A amostra, utilizada como método nas pesquisas eleitorais, é um grupo de pessoas cujas características como idade, sexo, escolaridade, distribuição regional, traduzem o conjunto do total de eleitores, explica o instituto de pesquisas Datafolha.

Quantidade de votos

Segundo Peres, o fato de a enquete dizer já ter computado mais de cinco milhões de votos não influencia na confiabilidade da pesquisa, pois esse número não representa, necessariamente, o total de 147 milhões de eleitores aptos a votar no Brasil.

Além disso, “não sabemos se é possível votar várias vezes”, diz o professor.

A equipe do AFP Checamos fez esse teste e conseguiu votar mais de uma vez, tanto repetindo o candidato, quanto votando em candidatos diferentes. Após a seleção, a página pede que “digite o DDD do seu Estado”, o que facilitaria a visualização da votação por localidades. O Checamos conseguiu preencher o campo diversas vezes, com códigos de estados de todas as regiões do Brasil, e também repetindo o código de um mesmo estado.



Votação “em tempo real”


As publicações viralizadas destacam o fato de a votação ocorrer “em tempo real”. Mas Peres afirmou que “não importa se é ao vivo, isso não altera a discussão”.
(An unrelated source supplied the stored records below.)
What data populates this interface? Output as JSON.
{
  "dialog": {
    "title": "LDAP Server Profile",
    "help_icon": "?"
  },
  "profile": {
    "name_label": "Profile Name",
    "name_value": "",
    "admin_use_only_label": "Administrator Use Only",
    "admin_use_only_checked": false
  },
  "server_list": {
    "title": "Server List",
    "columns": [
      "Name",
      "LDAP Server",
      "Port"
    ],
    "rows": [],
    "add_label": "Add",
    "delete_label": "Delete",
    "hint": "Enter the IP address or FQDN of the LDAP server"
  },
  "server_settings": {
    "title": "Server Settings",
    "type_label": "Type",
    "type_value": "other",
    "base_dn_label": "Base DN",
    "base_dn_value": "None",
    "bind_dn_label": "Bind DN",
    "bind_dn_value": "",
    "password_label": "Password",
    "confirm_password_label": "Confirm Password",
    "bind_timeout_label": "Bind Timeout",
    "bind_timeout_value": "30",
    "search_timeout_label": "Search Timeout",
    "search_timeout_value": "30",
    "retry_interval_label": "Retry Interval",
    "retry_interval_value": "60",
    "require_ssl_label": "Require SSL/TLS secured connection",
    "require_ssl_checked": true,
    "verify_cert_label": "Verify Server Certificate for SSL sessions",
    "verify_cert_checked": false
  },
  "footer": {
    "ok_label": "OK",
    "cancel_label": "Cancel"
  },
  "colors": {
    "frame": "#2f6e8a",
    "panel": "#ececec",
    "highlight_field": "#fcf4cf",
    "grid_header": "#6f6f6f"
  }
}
O especialista apontou que esse fator pode, inclusive, tornar a enquete ainda menos confiável: “Quem está online e disponível a responder esse tipo de enquete com maior chance, com maior possibilidade? É isso que a gente tem que pensar. Eu não consigo dizer a priori quem são nem o que pensam. Eu não estou dizendo que é bolsonarista, que é petista… Eu não sei. Eu só estou dizendo que isso não é representativo da população - alguém que fica online olhando para uma enquete assim, podendo responder esse tipo de questão. Para quem chegam essas perguntas?”, indagou o professor.

Ele destacou que é preciso atentar-se à forma como as pessoas são ouvidas. “A maneira como um instituto chega até as pessoas é o que faz uma pesquisa eleitoral ser válida, porque tem essa preocupação e tem técnicas, métodos de fazer, de abordar as pessoas”. Em uma pesquisa eleitoral, “todo mundo potencialmente pode ser ouvido, todo mundo pode ser selecionado no começo do processo, isso é o que torna a pesquisa válida”.



Pesquisas recentes


Até o dia 8 de setembro de 2021, o site de enquetes mostrava o presidente Jair Bolsonaro na liderança, com 53,68% dos votos, seguido por Luiz Inácio Lula da Silva (PT), com 15,11%.

As pesquisas eleitorais realizadas de junho a setembro por institutos como Datafolha, Ipec e Quaest/Genial Investimentos, contudo, mostram um cenário distinto, com Lula liderando a corrida eleitoral para 2022.

Essa última, divulgada em setembro de 2021, mostra Lula com 23% dos votos na intenção espontânea, quando os candidatos não são apresentados ao eleitor, e Bolsonaro com 15%. Já no cenário estimulado, quando os candidatos à Presidência são apresentados, o petista aparece com 47% dos votos, contra 26% do atual presidente no primeiro turno, e com 55% contra 30% de Bolsonaro no segundo turno.

O Checamos entrou em contato com o site Eleições ao Vivo, mas não obteve retorno até a publicação desta verificação.